И чего он так взбодрился? Оттого что светит солнце? Или, смыв с тела грязь, пот и пыль, он заодно с души смыл что-то дурное, липкое, что таскал не день и не год?
— Инженер! — послышалось с того берега. — Егорий мне наряд закрыл. Не возражаешь?
Там стоял знаменитый шабашник-печник Звягин, которого позвали складывать печи в домах для доярок. Звягин был знатный мастер, его печи сроду не дымили, не гнали угара, а тянули так, что чуть ли не утягивали поленья в дымоход.
— Закрыл, и ладно, — отозвался Демин, не понимая, зачем Звягин сообщает ему об этом.
— Забираю я Адольфа. Ты не возражаешь?
Вон что! Значит, стакнулся с ним зятек вопреки всем заверениям, эк же допекло его полусухим законом!
— Дай хоть с сеном кончить, — попросил Демин.
— Зашиваюсь я с печами, — хмуро сказал Звягин. — Кирпич весь битый, намаисси, пока цельный найдешь, а меня в Воропаевке ждут.
— Ладно. Незаменим Петрович. Зять не в крепости у меня. Уйдет так уйдет.
Звягин потащился навздым, оскальзываясь в грязи, а Демин сказал про себя ему вслед: «Хрен ты его получишь. Буду ему тайком персональную бутылку ставить. А засыпемся — Верушка простит. Ей же лучше, чтоб Адольф под приглядом чумел. Экую власть забрал над человеком яд, заключенный в бутылке!» Мысли Демина соскользнули на соседнее, не менее важное: рядом с главной открытой действительностью уверенно существует вторая, теневая, которую молчаливо условились не замечать, хотя она проникла во все поры. Жорка пятнадцать суток огреб за то, что пытался дорогу построить, а хабарщики цветут и пахнут. Не может государство за всем поспевать, помнить о каждой пуговице для порток, сортирном крючке, деревенской стежке-дорожке или избяной печи. Значит, надо чего-то придумать, а не отдавать свою заботу на откуп кому не след… Заключив свои невеселые мысли привычным нутряным звуком, Демин пошел домой.
Он надел чистое белье, рубашку, вельветовые брюки, кожаную куртку, натянул короткие резиновые сапожки, а на голову — большую «грузинскую» кепку, сделанную в Москве на заказ. В полиэтиленовый мешочек сунул парфюмерно-пищевой набор — Лиза не терпела дорогих подарков и принимала лишь знаки внимания, не имеющие большой денежной цены.

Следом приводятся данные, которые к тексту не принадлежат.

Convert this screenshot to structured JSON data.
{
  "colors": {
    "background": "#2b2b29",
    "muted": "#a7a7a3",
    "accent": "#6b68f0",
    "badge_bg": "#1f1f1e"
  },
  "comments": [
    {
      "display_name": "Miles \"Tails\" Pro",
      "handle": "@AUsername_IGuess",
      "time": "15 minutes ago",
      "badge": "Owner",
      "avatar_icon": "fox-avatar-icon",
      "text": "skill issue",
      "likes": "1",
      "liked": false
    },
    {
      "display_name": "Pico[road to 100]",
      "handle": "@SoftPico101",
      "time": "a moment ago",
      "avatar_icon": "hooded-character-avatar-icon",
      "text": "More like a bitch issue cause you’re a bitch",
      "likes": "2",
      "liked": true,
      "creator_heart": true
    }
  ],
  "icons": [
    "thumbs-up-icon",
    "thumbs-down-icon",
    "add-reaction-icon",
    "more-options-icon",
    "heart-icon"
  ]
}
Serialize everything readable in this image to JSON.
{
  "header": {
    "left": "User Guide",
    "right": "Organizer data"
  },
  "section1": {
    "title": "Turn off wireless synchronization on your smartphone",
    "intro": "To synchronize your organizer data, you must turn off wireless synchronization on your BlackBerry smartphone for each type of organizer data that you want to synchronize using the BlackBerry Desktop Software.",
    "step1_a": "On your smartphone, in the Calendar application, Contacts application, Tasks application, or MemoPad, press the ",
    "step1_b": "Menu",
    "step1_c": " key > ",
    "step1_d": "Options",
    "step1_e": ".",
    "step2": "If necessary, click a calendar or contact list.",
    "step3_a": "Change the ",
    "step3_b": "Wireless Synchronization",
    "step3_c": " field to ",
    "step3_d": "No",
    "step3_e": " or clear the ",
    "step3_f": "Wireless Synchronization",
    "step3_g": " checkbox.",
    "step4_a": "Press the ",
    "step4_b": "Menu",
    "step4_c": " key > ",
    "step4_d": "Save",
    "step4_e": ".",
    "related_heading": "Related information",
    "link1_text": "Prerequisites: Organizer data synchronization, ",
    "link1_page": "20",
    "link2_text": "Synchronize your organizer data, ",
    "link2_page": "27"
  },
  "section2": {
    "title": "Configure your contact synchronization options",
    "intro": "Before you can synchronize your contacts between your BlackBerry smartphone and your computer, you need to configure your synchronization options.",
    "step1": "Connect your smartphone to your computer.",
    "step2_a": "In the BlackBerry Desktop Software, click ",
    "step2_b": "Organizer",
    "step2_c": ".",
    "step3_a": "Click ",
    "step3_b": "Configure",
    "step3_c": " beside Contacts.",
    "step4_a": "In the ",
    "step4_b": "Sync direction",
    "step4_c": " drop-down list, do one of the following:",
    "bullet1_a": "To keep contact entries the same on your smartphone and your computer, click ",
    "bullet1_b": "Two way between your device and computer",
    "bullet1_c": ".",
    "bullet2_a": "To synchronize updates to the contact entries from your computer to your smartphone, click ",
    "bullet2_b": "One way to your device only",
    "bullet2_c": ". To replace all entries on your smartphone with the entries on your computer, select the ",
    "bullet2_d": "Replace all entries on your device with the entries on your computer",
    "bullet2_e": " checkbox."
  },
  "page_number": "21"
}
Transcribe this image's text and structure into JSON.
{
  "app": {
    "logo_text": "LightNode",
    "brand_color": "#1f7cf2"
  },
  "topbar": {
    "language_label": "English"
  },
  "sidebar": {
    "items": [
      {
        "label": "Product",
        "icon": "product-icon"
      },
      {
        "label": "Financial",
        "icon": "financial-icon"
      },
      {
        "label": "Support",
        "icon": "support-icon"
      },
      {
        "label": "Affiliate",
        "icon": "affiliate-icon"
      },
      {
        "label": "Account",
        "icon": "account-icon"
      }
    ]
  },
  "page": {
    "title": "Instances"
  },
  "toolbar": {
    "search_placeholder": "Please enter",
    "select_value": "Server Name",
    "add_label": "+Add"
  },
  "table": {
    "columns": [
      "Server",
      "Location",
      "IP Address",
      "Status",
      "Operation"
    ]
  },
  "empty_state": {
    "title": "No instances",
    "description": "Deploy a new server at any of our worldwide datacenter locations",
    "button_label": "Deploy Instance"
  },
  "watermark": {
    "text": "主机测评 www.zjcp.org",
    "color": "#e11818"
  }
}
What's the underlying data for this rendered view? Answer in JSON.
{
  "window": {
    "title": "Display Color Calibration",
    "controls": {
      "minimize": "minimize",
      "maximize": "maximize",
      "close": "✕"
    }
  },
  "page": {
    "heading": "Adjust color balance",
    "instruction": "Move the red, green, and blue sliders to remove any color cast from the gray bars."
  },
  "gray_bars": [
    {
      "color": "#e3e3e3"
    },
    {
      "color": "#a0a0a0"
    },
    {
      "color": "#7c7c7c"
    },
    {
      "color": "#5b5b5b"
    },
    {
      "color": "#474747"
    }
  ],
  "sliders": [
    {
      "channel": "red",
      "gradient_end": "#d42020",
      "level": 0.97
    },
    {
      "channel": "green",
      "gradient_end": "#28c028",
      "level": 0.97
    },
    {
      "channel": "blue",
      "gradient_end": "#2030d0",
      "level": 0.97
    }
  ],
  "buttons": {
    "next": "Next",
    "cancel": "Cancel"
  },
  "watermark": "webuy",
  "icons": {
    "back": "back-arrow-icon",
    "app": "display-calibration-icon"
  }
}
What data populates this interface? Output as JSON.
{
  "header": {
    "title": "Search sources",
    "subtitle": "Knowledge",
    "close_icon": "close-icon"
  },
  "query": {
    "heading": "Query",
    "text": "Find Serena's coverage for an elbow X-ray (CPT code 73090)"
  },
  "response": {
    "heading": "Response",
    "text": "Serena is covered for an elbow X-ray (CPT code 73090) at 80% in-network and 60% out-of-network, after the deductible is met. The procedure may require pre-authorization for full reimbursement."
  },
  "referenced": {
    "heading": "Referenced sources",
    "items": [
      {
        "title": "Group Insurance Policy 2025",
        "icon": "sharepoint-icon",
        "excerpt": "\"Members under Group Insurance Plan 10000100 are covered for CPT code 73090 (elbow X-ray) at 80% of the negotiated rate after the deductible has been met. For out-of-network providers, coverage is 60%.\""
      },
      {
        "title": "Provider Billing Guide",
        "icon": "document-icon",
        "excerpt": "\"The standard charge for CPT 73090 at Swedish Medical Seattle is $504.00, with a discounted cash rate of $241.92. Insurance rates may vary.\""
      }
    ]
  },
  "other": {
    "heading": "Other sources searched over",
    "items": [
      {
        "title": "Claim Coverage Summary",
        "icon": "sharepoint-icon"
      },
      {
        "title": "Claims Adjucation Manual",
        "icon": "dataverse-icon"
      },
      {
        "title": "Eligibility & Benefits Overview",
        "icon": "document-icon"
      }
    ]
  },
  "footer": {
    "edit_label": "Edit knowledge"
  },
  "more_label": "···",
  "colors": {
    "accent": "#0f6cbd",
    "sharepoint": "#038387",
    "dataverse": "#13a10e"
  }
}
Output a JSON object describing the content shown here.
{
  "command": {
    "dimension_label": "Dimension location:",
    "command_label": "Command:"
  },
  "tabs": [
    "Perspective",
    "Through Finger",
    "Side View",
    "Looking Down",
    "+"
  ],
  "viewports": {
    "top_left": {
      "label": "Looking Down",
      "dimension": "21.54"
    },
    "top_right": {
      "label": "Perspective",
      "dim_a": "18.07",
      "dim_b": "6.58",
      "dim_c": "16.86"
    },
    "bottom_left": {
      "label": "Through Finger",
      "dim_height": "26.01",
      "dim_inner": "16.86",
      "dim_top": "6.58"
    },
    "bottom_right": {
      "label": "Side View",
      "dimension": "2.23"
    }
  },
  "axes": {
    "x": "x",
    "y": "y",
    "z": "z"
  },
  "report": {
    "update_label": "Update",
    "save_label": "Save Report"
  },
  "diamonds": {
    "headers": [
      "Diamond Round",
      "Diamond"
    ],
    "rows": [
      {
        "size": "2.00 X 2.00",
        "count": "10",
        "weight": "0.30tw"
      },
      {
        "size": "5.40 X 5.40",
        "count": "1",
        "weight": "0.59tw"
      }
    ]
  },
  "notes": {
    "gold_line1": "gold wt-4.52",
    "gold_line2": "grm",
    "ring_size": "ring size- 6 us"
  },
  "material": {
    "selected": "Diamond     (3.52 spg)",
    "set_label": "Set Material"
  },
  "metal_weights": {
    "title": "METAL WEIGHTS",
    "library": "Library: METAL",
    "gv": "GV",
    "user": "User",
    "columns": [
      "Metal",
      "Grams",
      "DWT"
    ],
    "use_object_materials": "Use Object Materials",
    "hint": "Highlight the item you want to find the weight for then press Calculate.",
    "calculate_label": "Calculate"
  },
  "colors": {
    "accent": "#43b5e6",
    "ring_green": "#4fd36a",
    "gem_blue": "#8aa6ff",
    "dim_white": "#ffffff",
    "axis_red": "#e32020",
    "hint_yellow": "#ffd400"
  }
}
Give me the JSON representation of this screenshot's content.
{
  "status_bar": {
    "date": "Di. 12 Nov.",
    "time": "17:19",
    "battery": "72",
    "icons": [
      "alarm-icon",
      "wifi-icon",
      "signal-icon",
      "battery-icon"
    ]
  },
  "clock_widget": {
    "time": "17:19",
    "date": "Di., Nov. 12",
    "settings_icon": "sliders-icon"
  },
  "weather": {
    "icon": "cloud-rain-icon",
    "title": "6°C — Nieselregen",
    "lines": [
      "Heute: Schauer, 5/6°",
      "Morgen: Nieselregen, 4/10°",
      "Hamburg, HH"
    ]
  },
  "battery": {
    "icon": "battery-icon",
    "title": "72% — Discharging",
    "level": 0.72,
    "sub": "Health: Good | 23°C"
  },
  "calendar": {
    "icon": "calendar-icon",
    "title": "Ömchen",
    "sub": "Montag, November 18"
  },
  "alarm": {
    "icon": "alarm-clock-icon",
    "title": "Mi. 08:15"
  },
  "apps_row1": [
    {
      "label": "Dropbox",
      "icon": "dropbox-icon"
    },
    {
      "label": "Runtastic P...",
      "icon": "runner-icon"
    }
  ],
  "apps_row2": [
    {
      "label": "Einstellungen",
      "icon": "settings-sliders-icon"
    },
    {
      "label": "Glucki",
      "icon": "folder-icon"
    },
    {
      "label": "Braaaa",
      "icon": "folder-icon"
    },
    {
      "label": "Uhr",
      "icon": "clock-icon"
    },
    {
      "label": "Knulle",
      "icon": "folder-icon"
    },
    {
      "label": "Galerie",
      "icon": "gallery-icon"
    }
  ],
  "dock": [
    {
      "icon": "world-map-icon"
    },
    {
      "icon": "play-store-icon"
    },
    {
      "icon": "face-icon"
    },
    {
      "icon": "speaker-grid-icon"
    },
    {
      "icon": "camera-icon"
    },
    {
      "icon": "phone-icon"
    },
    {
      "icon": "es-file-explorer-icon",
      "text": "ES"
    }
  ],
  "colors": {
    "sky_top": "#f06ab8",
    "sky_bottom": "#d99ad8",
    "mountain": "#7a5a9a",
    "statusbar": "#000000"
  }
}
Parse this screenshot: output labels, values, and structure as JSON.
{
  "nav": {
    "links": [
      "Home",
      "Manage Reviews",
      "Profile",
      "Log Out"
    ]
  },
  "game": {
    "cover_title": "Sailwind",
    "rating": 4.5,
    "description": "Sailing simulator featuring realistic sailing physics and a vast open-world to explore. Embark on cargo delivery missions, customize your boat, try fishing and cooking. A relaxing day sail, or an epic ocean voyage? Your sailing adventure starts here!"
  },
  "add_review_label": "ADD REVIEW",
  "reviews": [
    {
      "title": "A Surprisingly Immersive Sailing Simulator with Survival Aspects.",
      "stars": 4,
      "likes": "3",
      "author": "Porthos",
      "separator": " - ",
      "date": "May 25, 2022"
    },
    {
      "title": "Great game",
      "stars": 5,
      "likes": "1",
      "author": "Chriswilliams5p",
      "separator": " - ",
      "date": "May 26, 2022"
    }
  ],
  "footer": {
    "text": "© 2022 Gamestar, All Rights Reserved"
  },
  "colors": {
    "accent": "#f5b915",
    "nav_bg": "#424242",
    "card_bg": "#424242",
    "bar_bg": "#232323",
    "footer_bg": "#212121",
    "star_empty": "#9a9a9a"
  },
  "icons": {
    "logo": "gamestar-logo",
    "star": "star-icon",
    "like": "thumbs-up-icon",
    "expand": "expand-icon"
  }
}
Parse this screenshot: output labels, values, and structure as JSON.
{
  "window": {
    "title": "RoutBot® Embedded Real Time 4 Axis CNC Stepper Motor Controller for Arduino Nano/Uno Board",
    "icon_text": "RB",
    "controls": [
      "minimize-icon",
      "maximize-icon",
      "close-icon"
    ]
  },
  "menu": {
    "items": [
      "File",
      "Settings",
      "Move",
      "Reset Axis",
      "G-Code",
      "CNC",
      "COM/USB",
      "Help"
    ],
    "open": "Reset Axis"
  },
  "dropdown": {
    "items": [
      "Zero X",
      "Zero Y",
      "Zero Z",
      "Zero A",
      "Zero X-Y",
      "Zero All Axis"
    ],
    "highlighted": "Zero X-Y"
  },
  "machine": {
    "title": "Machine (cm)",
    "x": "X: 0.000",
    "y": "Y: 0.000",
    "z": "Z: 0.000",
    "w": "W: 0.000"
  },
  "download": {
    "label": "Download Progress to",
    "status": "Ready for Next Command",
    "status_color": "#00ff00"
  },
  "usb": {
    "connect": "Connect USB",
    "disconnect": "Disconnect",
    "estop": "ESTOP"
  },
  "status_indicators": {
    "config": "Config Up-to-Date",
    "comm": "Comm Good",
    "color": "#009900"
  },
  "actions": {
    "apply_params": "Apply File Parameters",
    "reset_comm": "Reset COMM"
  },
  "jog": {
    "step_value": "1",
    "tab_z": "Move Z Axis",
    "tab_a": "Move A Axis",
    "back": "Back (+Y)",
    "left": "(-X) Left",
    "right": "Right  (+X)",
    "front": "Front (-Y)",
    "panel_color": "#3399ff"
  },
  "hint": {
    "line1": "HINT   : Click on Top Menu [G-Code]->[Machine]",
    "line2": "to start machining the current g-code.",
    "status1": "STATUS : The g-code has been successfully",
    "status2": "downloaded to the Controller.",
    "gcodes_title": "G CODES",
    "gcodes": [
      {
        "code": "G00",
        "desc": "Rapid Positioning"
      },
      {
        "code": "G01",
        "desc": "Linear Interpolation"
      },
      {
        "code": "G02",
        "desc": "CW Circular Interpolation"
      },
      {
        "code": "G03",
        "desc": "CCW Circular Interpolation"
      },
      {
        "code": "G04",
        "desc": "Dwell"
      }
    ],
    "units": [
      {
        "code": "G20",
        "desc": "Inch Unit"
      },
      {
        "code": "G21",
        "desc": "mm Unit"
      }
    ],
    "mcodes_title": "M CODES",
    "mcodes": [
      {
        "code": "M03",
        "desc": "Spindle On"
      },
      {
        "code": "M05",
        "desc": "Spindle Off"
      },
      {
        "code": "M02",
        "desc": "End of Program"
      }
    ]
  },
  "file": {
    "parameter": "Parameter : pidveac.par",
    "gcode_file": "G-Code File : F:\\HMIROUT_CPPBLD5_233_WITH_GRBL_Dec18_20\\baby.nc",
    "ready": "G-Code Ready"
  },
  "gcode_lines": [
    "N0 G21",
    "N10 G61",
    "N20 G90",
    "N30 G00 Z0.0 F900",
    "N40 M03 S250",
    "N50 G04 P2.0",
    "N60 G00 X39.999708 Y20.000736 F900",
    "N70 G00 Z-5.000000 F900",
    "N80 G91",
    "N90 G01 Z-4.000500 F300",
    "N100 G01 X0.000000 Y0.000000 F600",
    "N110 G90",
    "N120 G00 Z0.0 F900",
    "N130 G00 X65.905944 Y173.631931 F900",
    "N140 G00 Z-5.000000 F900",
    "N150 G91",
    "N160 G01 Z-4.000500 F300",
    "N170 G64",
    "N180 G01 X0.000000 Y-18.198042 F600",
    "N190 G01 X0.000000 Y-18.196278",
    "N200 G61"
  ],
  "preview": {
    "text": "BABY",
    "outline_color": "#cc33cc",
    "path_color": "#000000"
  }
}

Семья собиралась вечерять, но Демин не стал терять времени, до Лизы было восемь километров грязи. Хорошо еще, что маленько подсохло, а то и к ночи не доползешь. Он, не присев, съел кусок студня, запил его кружкой парного молока, достал из заначки под кроватью бутылку «Кубанской» и вручил ее скрытым образом зятю.
— Пока не кончим с сеном, не вяжись с Васькой Звягиным. Осталось ровно ничего. А нервы я тебе поддержу.
Зять кивал, не глядя в глаза, но бутылку взял без колебаний, твердой и решительной рукой.
— Только не шуми, — попросил Демин. — Перед Верушкой стыдно. Можешь ты хоть раз тихо надраться?
— Ладно. Не гуди! — еще не выпив, но уже запальчиво отвел указания зять.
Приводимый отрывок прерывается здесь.